JMW Turner’s striking artwork of the Bell Rock lighthouse will leave its regular home of Edinburgh’s National Galleries for a pop-up exhibition event at Arbroath’s Signal Tower museum on Saturday.
As well as being able to appreciate the 200-year-old painting at close quarters, museum visitors are being given the opportunity to learn about the artist in the unique setting of what was originally the shore station for Robert Stevenson’s 115- foot structure, which remains the world’s oldest surviving sea-washed lighthouse.
National Galleries expert Charlotte Topsfield, the prints and drawings curator at the capital attraction, will deliver a series of 20-minute talks throughout the day as an insight into Turner’s life and work.
The artist, widely known as William Turner, was appreciated for his expressive watercolours of landscapes and marine environment.
The Bell Rock painting is a shining example of Turner’s trademark style in capturing turbulent, often violent seascapes.
He was commissioned by engineer Stevenson to paint the Inchcape Rock light – which took three years to build 11 miles off the Angus coast and came in at an early 1800s costs equivalent to £3.5 million today – to illustrate his book charting the creation of the structure.
Turner never actually visited the lighthouse and is thought to have based the work on drawings including the engineering plans.
The Turner painting forms part of a National Galleries bequest from one of the great connoisseurs of his work, Henry Vaughan, which includes famous works from the 1790s including Rye, Sussex and Lake Albano and spectacular Venetian views of 1840.

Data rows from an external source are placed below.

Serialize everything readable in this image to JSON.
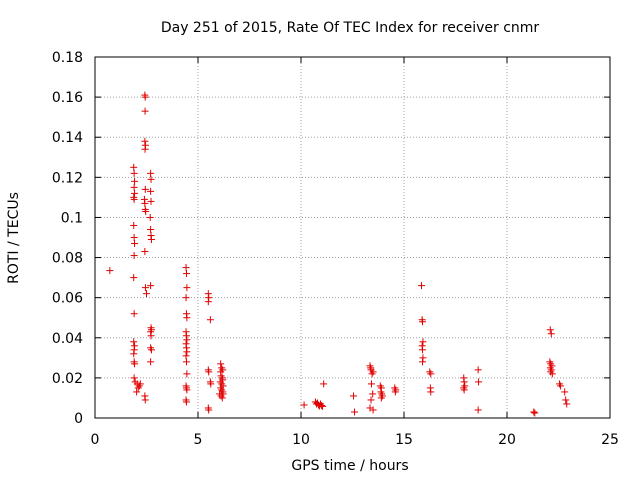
{
  "chart_data": {
    "type": "scatter",
    "title": "Day 251 of 2015, Rate Of TEC Index for receiver cnmr",
    "xlabel": "GPS time / hours",
    "ylabel": "ROTI / TECUs",
    "xlim": [
      0,
      25
    ],
    "ylim": [
      0,
      0.18
    ],
    "xticks": [
      0,
      5,
      10,
      15,
      20,
      25
    ],
    "yticks": [
      0,
      0.02,
      0.04,
      0.06,
      0.08,
      0.1,
      0.12,
      0.14,
      0.16,
      0.18
    ],
    "xtick_labels": [
      "0",
      "5",
      "10",
      "15",
      "20",
      "25"
    ],
    "ytick_labels": [
      "0",
      "0.02",
      "0.04",
      "0.06",
      "0.08",
      "0.1",
      "0.12",
      "0.14",
      "0.16",
      "0.18"
    ],
    "grid": true,
    "marker": "+",
    "marker_color": "#e00000",
    "series": [
      {
        "name": "ROTI",
        "points": [
          [
            0.72,
            0.0735
          ],
          [
            1.88,
            0.125
          ],
          [
            1.9,
            0.122
          ],
          [
            1.92,
            0.118
          ],
          [
            1.9,
            0.115
          ],
          [
            1.92,
            0.112
          ],
          [
            1.88,
            0.11
          ],
          [
            1.9,
            0.109
          ],
          [
            1.88,
            0.096
          ],
          [
            1.9,
            0.09
          ],
          [
            1.92,
            0.087
          ],
          [
            1.9,
            0.081
          ],
          [
            1.88,
            0.07
          ],
          [
            1.9,
            0.052
          ],
          [
            1.88,
            0.038
          ],
          [
            1.92,
            0.036
          ],
          [
            1.9,
            0.034
          ],
          [
            1.88,
            0.032
          ],
          [
            1.9,
            0.028
          ],
          [
            1.92,
            0.027
          ],
          [
            1.9,
            0.02
          ],
          [
            1.95,
            0.018
          ],
          [
            2.05,
            0.017
          ],
          [
            2.1,
            0.015
          ],
          [
            2.15,
            0.016
          ],
          [
            2.02,
            0.013
          ],
          [
            2.2,
            0.017
          ],
          [
            2.42,
            0.161
          ],
          [
            2.44,
            0.16
          ],
          [
            2.43,
            0.153
          ],
          [
            2.42,
            0.138
          ],
          [
            2.45,
            0.136
          ],
          [
            2.43,
            0.134
          ],
          [
            2.44,
            0.114
          ],
          [
            2.4,
            0.109
          ],
          [
            2.42,
            0.107
          ],
          [
            2.44,
            0.104
          ],
          [
            2.46,
            0.103
          ],
          [
            2.42,
            0.083
          ],
          [
            2.45,
            0.065
          ],
          [
            2.5,
            0.062
          ],
          [
            2.42,
            0.011
          ],
          [
            2.44,
            0.009
          ],
          [
            2.7,
            0.122
          ],
          [
            2.72,
            0.119
          ],
          [
            2.7,
            0.113
          ],
          [
            2.72,
            0.108
          ],
          [
            2.68,
            0.1
          ],
          [
            2.7,
            0.094
          ],
          [
            2.72,
            0.091
          ],
          [
            2.74,
            0.089
          ],
          [
            2.7,
            0.066
          ],
          [
            2.72,
            0.045
          ],
          [
            2.74,
            0.044
          ],
          [
            2.7,
            0.043
          ],
          [
            2.72,
            0.041
          ],
          [
            2.7,
            0.035
          ],
          [
            2.74,
            0.034
          ],
          [
            2.7,
            0.028
          ],
          [
            4.42,
            0.075
          ],
          [
            4.44,
            0.072
          ],
          [
            4.46,
            0.065
          ],
          [
            4.42,
            0.06
          ],
          [
            4.44,
            0.052
          ],
          [
            4.46,
            0.05
          ],
          [
            4.42,
            0.043
          ],
          [
            4.44,
            0.041
          ],
          [
            4.46,
            0.039
          ],
          [
            4.42,
            0.037
          ],
          [
            4.44,
            0.035
          ],
          [
            4.46,
            0.033
          ],
          [
            4.42,
            0.031
          ],
          [
            4.44,
            0.028
          ],
          [
            4.46,
            0.022
          ],
          [
            4.42,
            0.016
          ],
          [
            4.44,
            0.015
          ],
          [
            4.46,
            0.014
          ],
          [
            4.42,
            0.009
          ],
          [
            4.44,
            0.008
          ],
          [
            5.5,
            0.062
          ],
          [
            5.52,
            0.06
          ],
          [
            5.5,
            0.058
          ],
          [
            5.6,
            0.049
          ],
          [
            5.5,
            0.024
          ],
          [
            5.52,
            0.023
          ],
          [
            5.6,
            0.018
          ],
          [
            5.62,
            0.017
          ],
          [
            5.5,
            0.005
          ],
          [
            5.52,
            0.004
          ],
          [
            6.1,
            0.027
          ],
          [
            6.15,
            0.025
          ],
          [
            6.2,
            0.024
          ],
          [
            6.1,
            0.023
          ],
          [
            6.12,
            0.021
          ],
          [
            6.18,
            0.02
          ],
          [
            6.2,
            0.019
          ],
          [
            6.08,
            0.018
          ],
          [
            6.15,
            0.017
          ],
          [
            6.22,
            0.016
          ],
          [
            6.1,
            0.015
          ],
          [
            6.15,
            0.014
          ],
          [
            6.2,
            0.013
          ],
          [
            6.05,
            0.012
          ],
          [
            6.12,
            0.011
          ],
          [
            6.18,
            0.01
          ],
          [
            6.22,
            0.012
          ],
          [
            10.15,
            0.0065
          ],
          [
            10.7,
            0.008
          ],
          [
            10.75,
            0.007
          ],
          [
            10.8,
            0.0075
          ],
          [
            10.85,
            0.0065
          ],
          [
            10.9,
            0.006
          ],
          [
            10.95,
            0.007
          ],
          [
            11.0,
            0.0062
          ],
          [
            11.05,
            0.0058
          ],
          [
            11.1,
            0.017
          ],
          [
            12.55,
            0.011
          ],
          [
            12.6,
            0.003
          ],
          [
            13.35,
            0.026
          ],
          [
            13.38,
            0.025
          ],
          [
            13.4,
            0.024
          ],
          [
            13.45,
            0.022
          ],
          [
            13.5,
            0.023
          ],
          [
            13.42,
            0.017
          ],
          [
            13.48,
            0.012
          ],
          [
            13.4,
            0.009
          ],
          [
            13.35,
            0.005
          ],
          [
            13.5,
            0.004
          ],
          [
            13.85,
            0.016
          ],
          [
            13.9,
            0.015
          ],
          [
            13.88,
            0.013
          ],
          [
            13.92,
            0.012
          ],
          [
            13.95,
            0.011
          ],
          [
            13.9,
            0.01
          ],
          [
            14.55,
            0.015
          ],
          [
            14.6,
            0.014
          ],
          [
            14.58,
            0.013
          ],
          [
            15.85,
            0.066
          ],
          [
            15.88,
            0.049
          ],
          [
            15.9,
            0.048
          ],
          [
            15.92,
            0.038
          ],
          [
            15.88,
            0.036
          ],
          [
            15.9,
            0.034
          ],
          [
            15.92,
            0.03
          ],
          [
            15.9,
            0.028
          ],
          [
            16.25,
            0.023
          ],
          [
            16.3,
            0.022
          ],
          [
            16.28,
            0.015
          ],
          [
            16.3,
            0.013
          ],
          [
            17.9,
            0.02
          ],
          [
            17.92,
            0.018
          ],
          [
            17.95,
            0.016
          ],
          [
            17.9,
            0.015
          ],
          [
            17.92,
            0.014
          ],
          [
            18.6,
            0.024
          ],
          [
            18.62,
            0.018
          ],
          [
            18.6,
            0.004
          ],
          [
            21.3,
            0.003
          ],
          [
            21.35,
            0.0025
          ],
          [
            22.1,
            0.044
          ],
          [
            22.15,
            0.042
          ],
          [
            22.08,
            0.028
          ],
          [
            22.12,
            0.027
          ],
          [
            22.18,
            0.026
          ],
          [
            22.1,
            0.025
          ],
          [
            22.15,
            0.024
          ],
          [
            22.12,
            0.023
          ],
          [
            22.2,
            0.022
          ],
          [
            22.55,
            0.017
          ],
          [
            22.6,
            0.016
          ],
          [
            22.8,
            0.013
          ],
          [
            22.85,
            0.009
          ],
          [
            22.9,
            0.007
          ]
        ]
      }
    ]
  }
}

A spokesperson for Angus Alive, which operates the Signal Tower museum, said: “We are incredibly fortunate to be hosting a pop-up exhibition of JMW Turner’s famous painting of the Bell Rock Lighthouse, courtesy of National Galleries Scotland.
“This is a rare opportunity to see this painting so close to the setting which inspired it.”
The event is free, but donations will be welcome for the fund to refurbishment the museum tower.
The Signal Tower was built in 1813 as a base of operations for the Bell Rock, housing the families of keepers stationed on the lighthouse as well as shore staff.
Its name came from the signalling apparatus on top of the tower used to communicate between the shore-based Master of the Tender and the Bell Rock keepers.
Booking for the short talks at 11.30am, 12.30pm and 1.30pm can be done online.